Jujur,
sejak jatuh cinta melandaku, aku jadi berubah. Jatuh cinta yang melemahkan
sekaligus menguatkan. Dua kata kerja yang berseberangan bahkan bisa disatukan
oleh frase bernama jatuh cinta.
Aku
mencintaimu, sungguh. Apa yang indah dari jatuh cinta kepadamu? Adalah ketika
senyummu menyetujui perihal perasaanku yang akan bebas bertengger di
semenanjung dadamu. Kemudian kamu yang memperbolehkan hati ini berteman dekat
dengan hatimu. Indah bukan?
Tanpamu
apalah arti keberadaanku. Aku tahu, ini berlebihan. namun sekali lagi
kusampaikan. Begitulah rasanya. Pahit yang terasa madu, getir yang candu,
bahkan aku merasakan letih yang selalu mau lagi dan lagi. Jatuh cinta padamu membuatku
bekerja dua kali pada satu aktivitas yang kulakukan. Pertama untuk benar-benar
mengerjakan, kedua untuk memastikan kembali bahwa ini akan terlihat baik di
matamu. Benarkah?
Benarkah
jatuh cinta hampir selalu keluar dari jalur-jalur keserasian. Aku tak pernah
selalu membenarkan. Namun ini terjadi pada kronologi jatuh cinta yang kualami.
Ia benar-benar anomali yang menyesakkan. Berseberangan dari indeks kebahagiaan.
Bahkan suatu ketika aku pernah berada pada kondisi paling ragu untuk meyakinkan
benarkah ini jatuh cinta atau luka belaka. Namun sampai pada pertahananku yang
semakin dalam, aku yakini bahwa ini cinta. Ini jatuh cinta. Bukan ia yang
salah, hanya terkadang aku kurang sabar menapaki pendakian-pendakian ini.
Pada
satu kondisi, jatuh cinta menjadikanku paling khawatir. Jika aku terpisah
darimu, maka aku juga akan terpisah dari diriku. Aku bukan siapa-siapa tanpa
dirimu. Pada kondisi lain, aku hanya ingin serius mencintaimu, bukan
mengkhawatirkanmu berlebihan.
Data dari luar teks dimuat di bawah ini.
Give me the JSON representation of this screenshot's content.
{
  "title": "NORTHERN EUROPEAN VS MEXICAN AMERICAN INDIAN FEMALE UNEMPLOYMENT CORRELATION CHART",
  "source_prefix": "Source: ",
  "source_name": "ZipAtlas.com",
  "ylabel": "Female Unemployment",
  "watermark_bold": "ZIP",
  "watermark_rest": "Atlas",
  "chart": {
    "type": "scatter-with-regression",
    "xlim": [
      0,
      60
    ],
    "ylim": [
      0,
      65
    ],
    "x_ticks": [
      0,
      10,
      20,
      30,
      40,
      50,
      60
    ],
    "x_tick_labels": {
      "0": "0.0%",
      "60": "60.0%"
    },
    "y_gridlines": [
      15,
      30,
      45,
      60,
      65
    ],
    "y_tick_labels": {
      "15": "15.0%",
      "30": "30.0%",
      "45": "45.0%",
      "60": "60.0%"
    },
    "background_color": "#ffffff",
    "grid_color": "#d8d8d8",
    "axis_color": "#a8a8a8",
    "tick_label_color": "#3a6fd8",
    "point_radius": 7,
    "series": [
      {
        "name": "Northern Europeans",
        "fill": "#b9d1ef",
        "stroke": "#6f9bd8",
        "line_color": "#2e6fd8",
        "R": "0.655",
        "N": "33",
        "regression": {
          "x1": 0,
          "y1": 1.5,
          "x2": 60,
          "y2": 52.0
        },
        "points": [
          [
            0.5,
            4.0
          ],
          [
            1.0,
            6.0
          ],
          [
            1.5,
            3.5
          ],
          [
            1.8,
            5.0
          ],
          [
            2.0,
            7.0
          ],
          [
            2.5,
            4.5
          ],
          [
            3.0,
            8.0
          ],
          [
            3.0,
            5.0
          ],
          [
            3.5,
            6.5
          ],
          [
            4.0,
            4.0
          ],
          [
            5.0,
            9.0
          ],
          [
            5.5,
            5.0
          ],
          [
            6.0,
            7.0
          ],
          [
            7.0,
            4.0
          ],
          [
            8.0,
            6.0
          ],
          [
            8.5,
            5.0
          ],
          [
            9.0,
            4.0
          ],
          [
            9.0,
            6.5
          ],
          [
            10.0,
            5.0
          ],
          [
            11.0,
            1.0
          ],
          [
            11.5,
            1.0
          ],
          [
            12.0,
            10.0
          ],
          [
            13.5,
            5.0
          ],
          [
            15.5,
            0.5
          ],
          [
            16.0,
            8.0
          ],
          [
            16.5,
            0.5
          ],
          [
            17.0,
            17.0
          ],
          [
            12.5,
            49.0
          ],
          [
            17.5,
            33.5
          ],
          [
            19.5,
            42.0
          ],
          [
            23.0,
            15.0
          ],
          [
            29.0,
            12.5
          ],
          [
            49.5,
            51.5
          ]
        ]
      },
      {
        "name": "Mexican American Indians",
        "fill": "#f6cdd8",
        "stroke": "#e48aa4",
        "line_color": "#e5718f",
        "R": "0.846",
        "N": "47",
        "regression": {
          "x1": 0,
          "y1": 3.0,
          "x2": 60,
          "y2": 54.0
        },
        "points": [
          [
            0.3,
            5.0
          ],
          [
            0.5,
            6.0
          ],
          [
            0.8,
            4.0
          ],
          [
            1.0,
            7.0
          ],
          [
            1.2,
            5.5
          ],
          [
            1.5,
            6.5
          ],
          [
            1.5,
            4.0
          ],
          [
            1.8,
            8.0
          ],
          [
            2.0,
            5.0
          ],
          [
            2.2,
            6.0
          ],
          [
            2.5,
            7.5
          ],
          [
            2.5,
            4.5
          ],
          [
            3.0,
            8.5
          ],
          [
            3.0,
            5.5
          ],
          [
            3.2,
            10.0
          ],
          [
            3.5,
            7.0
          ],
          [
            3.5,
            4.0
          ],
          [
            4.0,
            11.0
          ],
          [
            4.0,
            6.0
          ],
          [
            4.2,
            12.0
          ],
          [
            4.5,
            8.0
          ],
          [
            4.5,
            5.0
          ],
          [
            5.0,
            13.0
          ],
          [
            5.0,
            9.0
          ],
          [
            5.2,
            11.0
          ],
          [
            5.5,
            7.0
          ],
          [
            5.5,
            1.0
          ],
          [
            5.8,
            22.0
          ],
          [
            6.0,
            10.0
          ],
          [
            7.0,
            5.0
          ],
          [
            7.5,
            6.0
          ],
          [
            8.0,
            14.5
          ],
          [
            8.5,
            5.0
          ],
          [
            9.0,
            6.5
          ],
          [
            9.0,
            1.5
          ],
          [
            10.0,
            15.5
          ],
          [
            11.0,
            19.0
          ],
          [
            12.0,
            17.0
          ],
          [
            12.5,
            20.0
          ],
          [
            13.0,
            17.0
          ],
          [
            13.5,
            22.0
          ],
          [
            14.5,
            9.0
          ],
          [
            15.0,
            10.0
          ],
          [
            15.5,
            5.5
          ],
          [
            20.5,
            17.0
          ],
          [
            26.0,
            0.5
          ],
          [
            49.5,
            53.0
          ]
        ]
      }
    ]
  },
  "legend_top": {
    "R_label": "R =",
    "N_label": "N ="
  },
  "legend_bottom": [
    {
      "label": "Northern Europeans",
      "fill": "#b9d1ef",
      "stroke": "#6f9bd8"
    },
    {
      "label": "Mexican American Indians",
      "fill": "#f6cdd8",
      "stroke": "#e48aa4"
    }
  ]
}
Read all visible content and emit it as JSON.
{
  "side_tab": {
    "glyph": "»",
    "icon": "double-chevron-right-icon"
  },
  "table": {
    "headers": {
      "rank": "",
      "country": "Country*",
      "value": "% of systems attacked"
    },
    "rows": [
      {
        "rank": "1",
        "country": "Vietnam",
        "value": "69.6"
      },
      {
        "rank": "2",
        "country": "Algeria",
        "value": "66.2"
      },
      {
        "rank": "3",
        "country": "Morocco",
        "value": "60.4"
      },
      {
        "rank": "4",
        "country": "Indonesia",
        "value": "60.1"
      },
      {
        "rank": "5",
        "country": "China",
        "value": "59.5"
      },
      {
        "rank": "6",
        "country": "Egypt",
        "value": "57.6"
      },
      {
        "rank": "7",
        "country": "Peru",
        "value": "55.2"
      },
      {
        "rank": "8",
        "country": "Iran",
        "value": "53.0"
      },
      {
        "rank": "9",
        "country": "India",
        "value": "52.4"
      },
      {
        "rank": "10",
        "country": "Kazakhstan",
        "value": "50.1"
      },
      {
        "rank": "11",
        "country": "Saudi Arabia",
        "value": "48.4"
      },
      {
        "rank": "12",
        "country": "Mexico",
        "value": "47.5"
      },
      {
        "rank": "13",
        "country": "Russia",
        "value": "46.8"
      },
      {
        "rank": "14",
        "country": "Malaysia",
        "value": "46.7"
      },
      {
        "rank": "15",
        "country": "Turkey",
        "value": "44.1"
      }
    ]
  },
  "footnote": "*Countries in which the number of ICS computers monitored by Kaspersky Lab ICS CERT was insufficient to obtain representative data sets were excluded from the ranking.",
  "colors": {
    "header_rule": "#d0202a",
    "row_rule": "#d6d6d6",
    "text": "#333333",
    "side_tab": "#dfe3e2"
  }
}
Sebab mengkhawatirkanmu ialah masa sulit pada
hari-hari yang juga makin pelik. Namun sayangnya jatuh cinta dan kekhawatiran
mirip sekali dengan dua sisi mata uang. Aku mencintaimu, berarti aku siap untuk
mengkhawatirkanmu.
Aku
bukan siapa-siapa tanpa dirimu. Jika pada akhirnya kita tak bersama, jujur, aku
belum menyusun satu siasatpun untuk melanjutkan kehidupan ini. Jika pada
akhirnya kita harus berpisah untuk kebaikan-kebaikan, aku mencoba ikhlas. Namun
sekali lagi, aku belum tahu harus ke mana, dengan siapa yang lain, dan apa-apa
yang harus kulakukan.
Ada
hampa di sana. Yang kurasakan, jatuh cinta telah membuatku menemukan cara
melawan hampa. Ia mungkin tak jujur pada kata-kata, namun jatuh cinta selalu
hidup pada bahasa tubuh yang sering mendadak salah tingkah, pandangan mata yang
tiba-tiba jadi pemalu, dan hati yang selalu bergemuruh tak menentu.